Discussion in 'JavaScript' started by Complete, Nov 14, 2012.

  1. #1
    How does Yandex do its trick?

    I want to programatically get the contents of a Yandex.com search result.

    The proglem is that a search page url does not change when you do a search on yandex.com and advance to see more pages. It must be done somehow by javascript. Any ideas?
     
    Complete, Nov 14, 2012 IP
  2. EricBruggema

    EricBruggema Well-Known Member

    Messages:
    1,740
    Likes Received:
    28
    Best Answers:
    13
    Trophy Points:
    175
    #2
    AJAX i think, you can check the source for more information.
     
    EricBruggema, Nov 14, 2012 IP
  3. Complete

    Complete Member

    Messages:
    45
    Likes Received:
    1
    Best Answers:
    0
    Trophy Points:
    43
    #3
    What key words would I look for in the source?
     
    Complete, Nov 22, 2012 IP
  4. Rukbat

    Rukbat Well-Known Member

    Messages:
    2,908
    Likes Received:
    37
    Best Answers:
    51
    Trophy Points:
    125
    #4
    That would depend on whether the AJAX code is hand-written or if the script uses a library like jQuery. jQuery has an ajax() function.
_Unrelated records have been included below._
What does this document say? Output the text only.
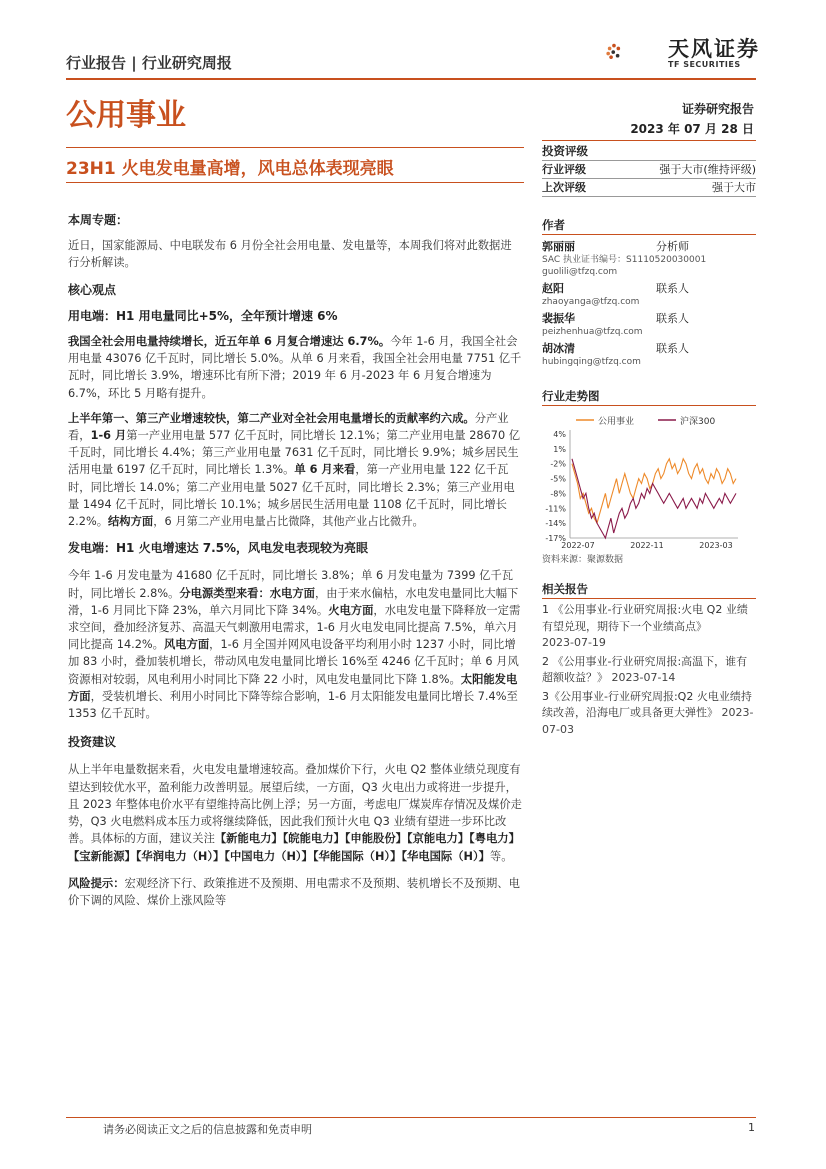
行业报告 | 行业研究周报
天风证券
TF SECURITIES
公用事业	证券研究报告
2023 年 07 月 28 日
23H1 火电发电量高增，风电总体表现亮眼
本周专题：

近日，国家能源局、中电联发布 6 月份全社会用电量、发电量等，本周我们将对此数据进行分析解读。

核心观点
用电端：H1 用电量同比+5%，全年预计增速 6%

我国全社会用电量持续增长，近五年单 6 月复合增速达 6.7%。今年 1-6 月，我国全社会用电量 43076 亿千瓦时，同比增长 5.0%。从单 6 月来看，我国全社会用电量 7751 亿千瓦时，同比增长 3.9%，增速环比有所下滑；2019 年 6 月-2023 年 6 月复合增速为 6.7%，环比 5 月略有提升。

上半年第一、第三产业增速较快，第二产业对全社会用电量增长的贡献率约六成。分产业看，1-6 月第一产业用电量 577 亿千瓦时，同比增长 12.1%；第二产业用电量 28670 亿千瓦时，同比增长 4.4%；第三产业用电量 7631 亿千瓦时，同比增长 9.9%；城乡居民生活用电量 6197 亿千瓦时，同比增长 1.3%。单 6 月来看，第一产业用电量 122 亿千瓦时，同比增长 14.0%；第二产业用电量 5027 亿千瓦时，同比增长 2.3%；第三产业用电量 1494 亿千瓦时，同比增长 10.1%；城乡居民生活用电量 1108 亿千瓦时，同比增长 2.2%。结构方面，6 月第二产业用电量占比微降，其他产业占比微升。

发电端：H1 火电增速达 7.5%，风电发电表现较为亮眼

今年 1-6 月发电量为 41680 亿千瓦时，同比增长 3.8%；单 6 月发电量为 7399 亿千瓦时，同比增长 2.8%。分电源类型来看：水电方面，由于来水偏枯，水电发电量同比大幅下滑，1-6 月同比下降 23%，单六月同比下降 34%。火电方面，水电发电量下降释放一定需求空间，叠加经济复苏、高温天气刺激用电需求，1-6 月火电发电同比提高 7.5%，单六月同比提高 14.2%。风电方面，1-6 月全国并网风电设备平均利用小时 1237 小时，同比增加 83 小时，叠加装机增长，带动风电发电量同比增长 16%至 4246 亿千瓦时；单 6 月风资源相对较弱，风电利用小时同比下降 22 小时，风电发电量同比下降 1.8%。太阳能发电方面，受装机增长、利用小时同比下降等综合影响，1-6 月太阳能发电量同比增长 7.4%至 1353 亿千瓦时。

投资建议

从上半年电量数据来看，火电发电量增速较高。叠加煤价下行，火电 Q2 整体业绩兑现度有望达到较优水平，盈利能力改善明显。展望后续，一方面，Q3 火电出力或将进一步提升，且 2023 年整体电价水平有望维持高比例上浮；另一方面，考虑电厂煤炭库存情况及煤价走势，Q3 火电燃料成本压力或将继续降低，因此我们预计火电 Q3 业绩有望进一步环比改善。具体标的方面，建议关注【新能电力】【皖能电力】【申能股份】【京能电力】【粤电力】【宝新能源】【华润电力（H）】【中国电力（H）】【华能国际（H）】【华电国际（H）】等。

风险提示：宏观经济下行、政策推进不及预期、用电需求不及预期、装机增长不及预期、电价下调的风险、煤价上涨风险等

投资评级
行业评级	强于大市(维持评级)
上次评级	强于大市
作者
郭丽丽	分析师
SAC 执业证书编号：S1110520030001
guolili@tfzq.com
赵阳	联系人
zhaoyanga@tfzq.com
裴振华	联系人
peizhenhua@tfzq.com
胡冰清	联系人
hubingqing@tfzq.com
行业走势图
公用事业	沪深300
4%
1%
-2%
-5%
-8%
-11%
-14%
-17%
2022-07	2022-11	2023-03
资料来源：聚源数据
相关报告
1 《公用事业-行业研究周报:火电 Q2 业绩有望兑现，期待下一个业绩高点》
2023-07-19
2 《公用事业-行业研究周报:高温下，谁有超额收益？》 2023-07-14
3《公用事业-行业研究周报:Q2 火电业绩持续改善，沿海电厂或具备更大弹性》 2023-07-03
请务必阅读正文之后的信息披露和免责申明	1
By hand you'd see something like XMLHttpRequest().
     
    Rukbat, Nov 22, 2012 IP
  5. DaveInFL

    DaveInFL Peon

    Messages:
    125
    Likes Received:
    4
    Best Answers:
    0
    Trophy Points:
    0
    #5
    They have a list of results but only show a certain number. The show more makes another request through ajax and tells it to fetch the next page of whatever results there were.

    Here is an example search. http://www.yandex.com/yandsearch?ca...6149533_1353619949953&yu=8569617751353619947&text=test&lr=29646&p=2&ajax=%7B%22b-serp2-list%22%3A%7B%7D%2C%22b-more%22%3A%7B%7D%7D&_=1353620022706

    The green is my search text so it says text=what I searched for, test.
    The red is the page. See the p? This link would bring up page 2 of the results for my search of test.
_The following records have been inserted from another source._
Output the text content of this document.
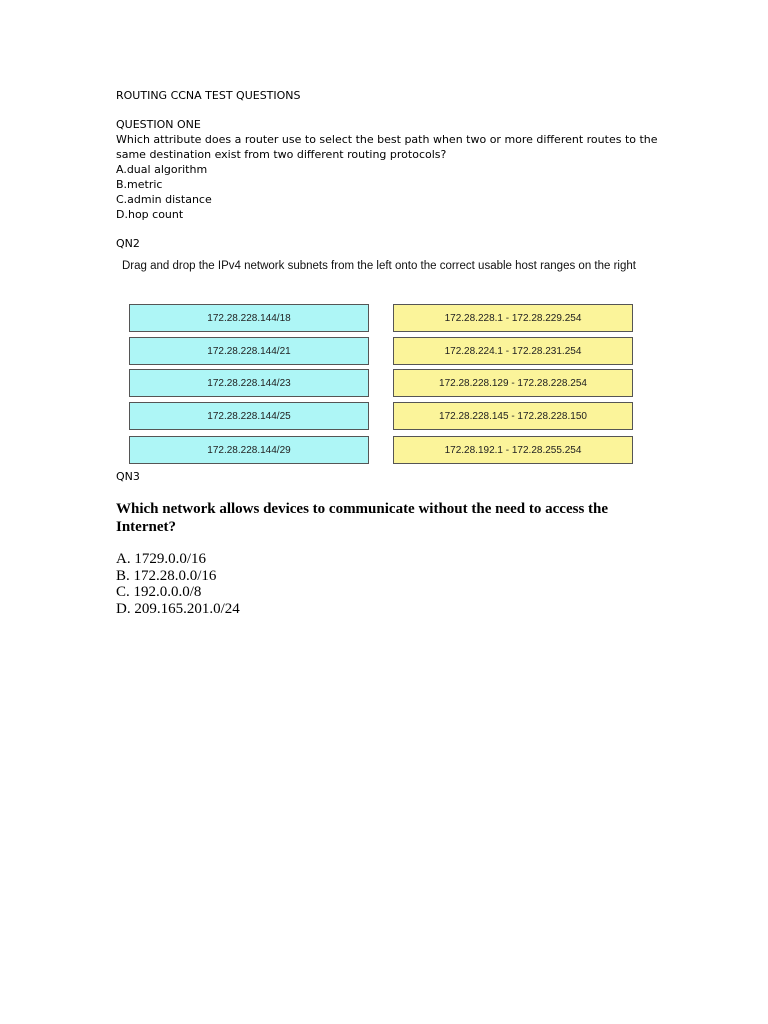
ROUTING CCNA TEST QUESTIONS
QUESTION ONE
Which attribute does a router use to select the best path when two or more different routes to the
same destination exist from two different routing protocols?
A.dual algorithm
B.metric
C.admin distance
D.hop count
QN2
Drag and drop the IPv4 network subnets from the left onto the correct usable host ranges on the right
172.28.228.144/18
172.28.228.144/21
172.28.228.144/23
172.28.228.144/25
172.28.228.144/29
172.28.228.1 - 172.28.229.254
172.28.224.1 - 172.28.231.254
172.28.228.129 - 172.28.228.254
172.28.228.145 - 172.28.228.150
172.28.192.1 - 172.28.255.254
QN3
Which network allows devices to communicate without the need to access the Internet?
A. 1729.0.0/16
B. 172.28.0.0/16
C. 192.0.0.0/8
D. 209.165.201.0/24
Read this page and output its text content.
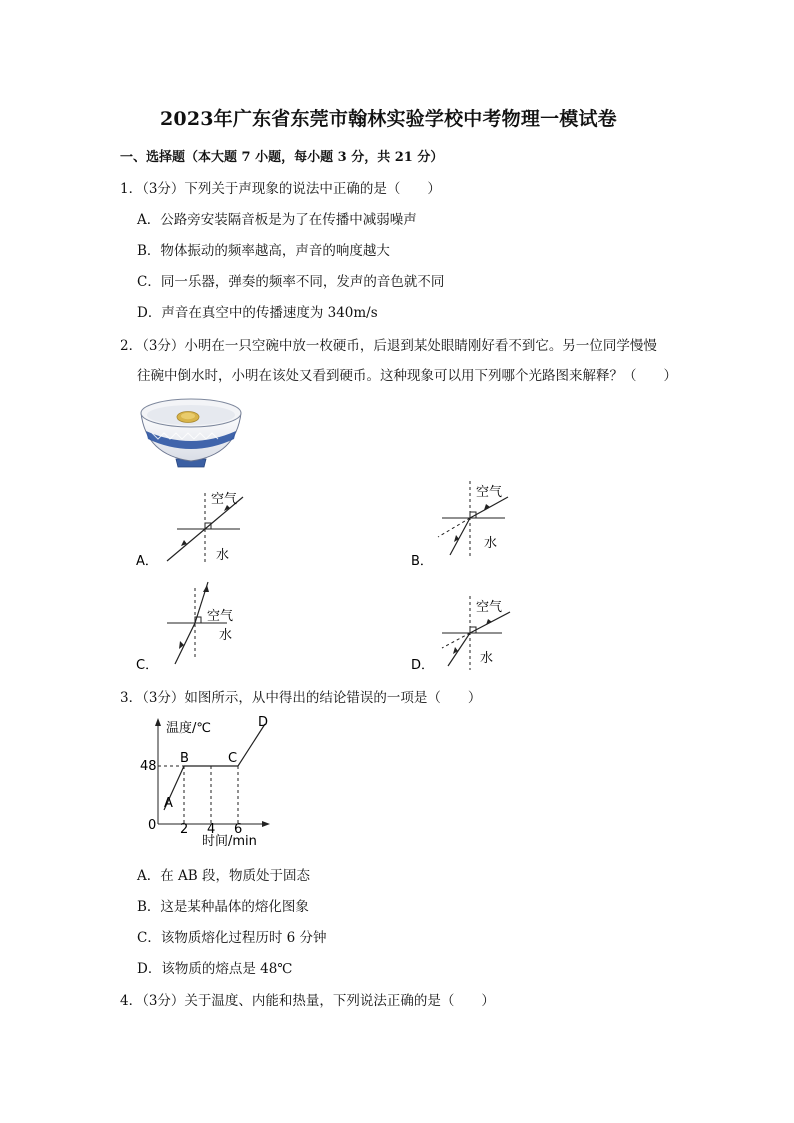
2023年广东省东莞市翰林实验学校中考物理一模试卷
一、选择题（本大题 7 小题，每小题 3 分，共 21 分）
1．（3分）下列关于声现象的说法中正确的是（　　）
A．公路旁安装隔音板是为了在传播中减弱噪声
B．物体振动的频率越高，声音的响度越大
C．同一乐器，弹奏的频率不同，发声的音色就不同
D．声音在真空中的传播速度为 340m/s
2．（3分）小明在一只空碗中放一枚硬币，后退到某处眼睛刚好看不到它。另一位同学慢慢
往碗中倒水时，小明在该处又看到硬币。这种现象可以用下列哪个光路图来解释？（　　）
空气
水
A．
空气
水
B．
空气
水
C．
空气
水
D．
3．（3分）如图所示，从中得出的结论错误的一项是（　　）
温度/℃
48
0 2 4 6
时间/min
A
B	C
D
A．在 AB 段，物质处于固态
B．这是某种晶体的熔化图象
C．该物质熔化过程历时 6 分钟
D．该物质的熔点是 48℃
4．（3分）关于温度、内能和热量，下列说法正确的是（　　）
    There is a bing azure api search sample somewhere on the msdn samples site. I saw it, perhaps you can search around and find it to see exactly how they coded it.
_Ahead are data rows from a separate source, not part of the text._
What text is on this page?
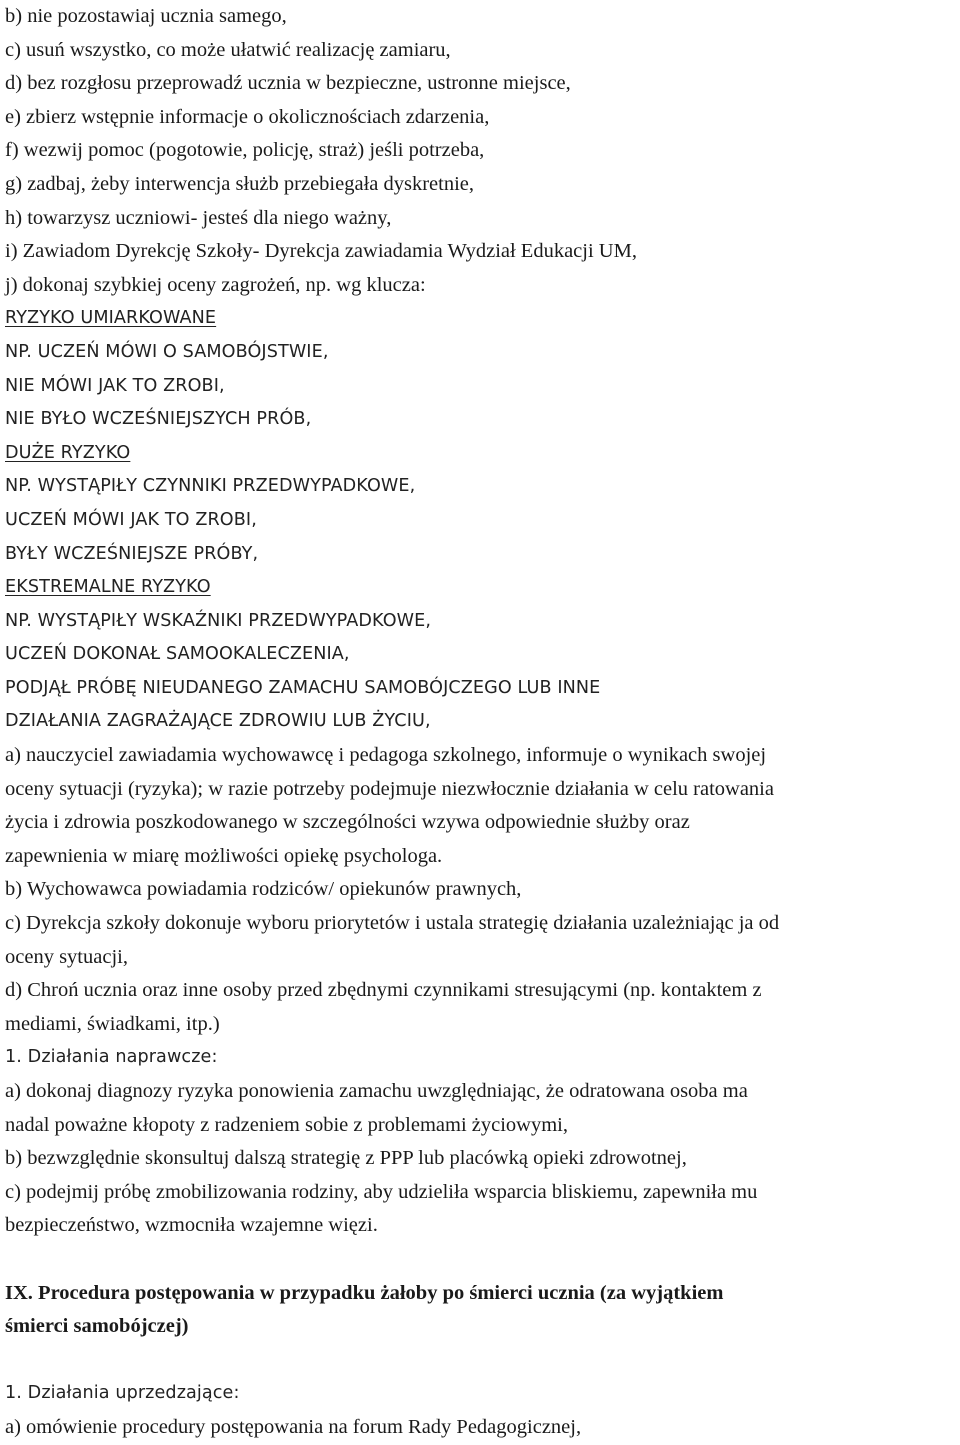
b) nie pozostawiaj ucznia samego,
c) usuń wszystko, co może ułatwić realizację zamiaru,
d) bez rozgłosu przeprowadź ucznia w bezpieczne, ustronne miejsce,
e) zbierz wstępnie informacje o okolicznościach zdarzenia,
f) wezwij pomoc (pogotowie, policję, straż) jeśli potrzeba,
g) zadbaj, żeby interwencja służb przebiegała dyskretnie,
h) towarzysz uczniowi- jesteś dla niego ważny,
i) Zawiadom Dyrekcję Szkoły- Dyrekcja zawiadamia Wydział Edukacji UM,
j) dokonaj szybkiej oceny zagrożeń, np. wg klucza:
RYZYKO UMIARKOWANE
NP. UCZEŃ MÓWI O SAMOBÓJSTWIE,
NIE MÓWI JAK TO ZROBI,
NIE BYŁO WCZEŚNIEJSZYCH PRÓB,
DUŻE RYZYKO
NP. WYSTĄPIŁY CZYNNIKI PRZEDWYPADKOWE,
UCZEŃ MÓWI JAK TO ZROBI,
BYŁY WCZEŚNIEJSZE PRÓBY,
EKSTREMALNE RYZYKO
NP. WYSTĄPIŁY WSKAŹNIKI PRZEDWYPADKOWE,
UCZEŃ DOKONAŁ SAMOOKALECZENIA,
PODJĄŁ PRÓBĘ NIEUDANEGO ZAMACHU SAMOBÓJCZEGO LUB INNE
DZIAŁANIA ZAGRAŻAJĄCE ZDROWIU LUB ŻYCIU,
a) nauczyciel zawiadamia wychowawcę i pedagoga szkolnego, informuje o wynikach swojej
oceny sytuacji (ryzyka); w razie potrzeby podejmuje niezwłocznie działania w celu ratowania
życia i zdrowia poszkodowanego w szczególności wzywa odpowiednie służby oraz
zapewnienia w miarę możliwości opiekę psychologa.
b) Wychowawca powiadamia rodziców/ opiekunów prawnych,
c) Dyrekcja szkoły dokonuje wyboru priorytetów i ustala strategię działania uzależniając ja od
oceny sytuacji,
d) Chroń ucznia oraz inne osoby przed zbędnymi czynnikami stresującymi (np. kontaktem z
mediami, świadkami, itp.)
1. Działania naprawcze:
a) dokonaj diagnozy ryzyka ponowienia zamachu uwzględniając, że odratowana osoba ma
nadal poważne kłopoty z radzeniem sobie z problemami życiowymi,
b) bezwzględnie skonsultuj dalszą strategię z PPP lub placówką opieki zdrowotnej,
c) podejmij próbę zmobilizowania rodziny, aby udzieliła wsparcia bliskiemu, zapewniła mu
bezpieczeństwo, wzmocniła wzajemne więzi.
IX. Procedura postępowania w przypadku żałoby po śmierci ucznia (za wyjątkiem
śmierci samobójczej)
1. Działania uprzedzające:
a) omówienie procedury postępowania na forum Rady Pedagogicznej,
    Essentially, what happens is the search is performed and the total result count is provided say 175, but not all displayed. Only a set of 50 (at least on bing) are shown, you then have to calculate how many pages of 50 go into 175 and specify the search to start at record 51, page 2 or provide whats called an offset. An offset of 10 will provide 17 pages of 10 and one page of 5 if we use the mentioned 175 results in the example.

    Tricky at first but once you work with it's simple.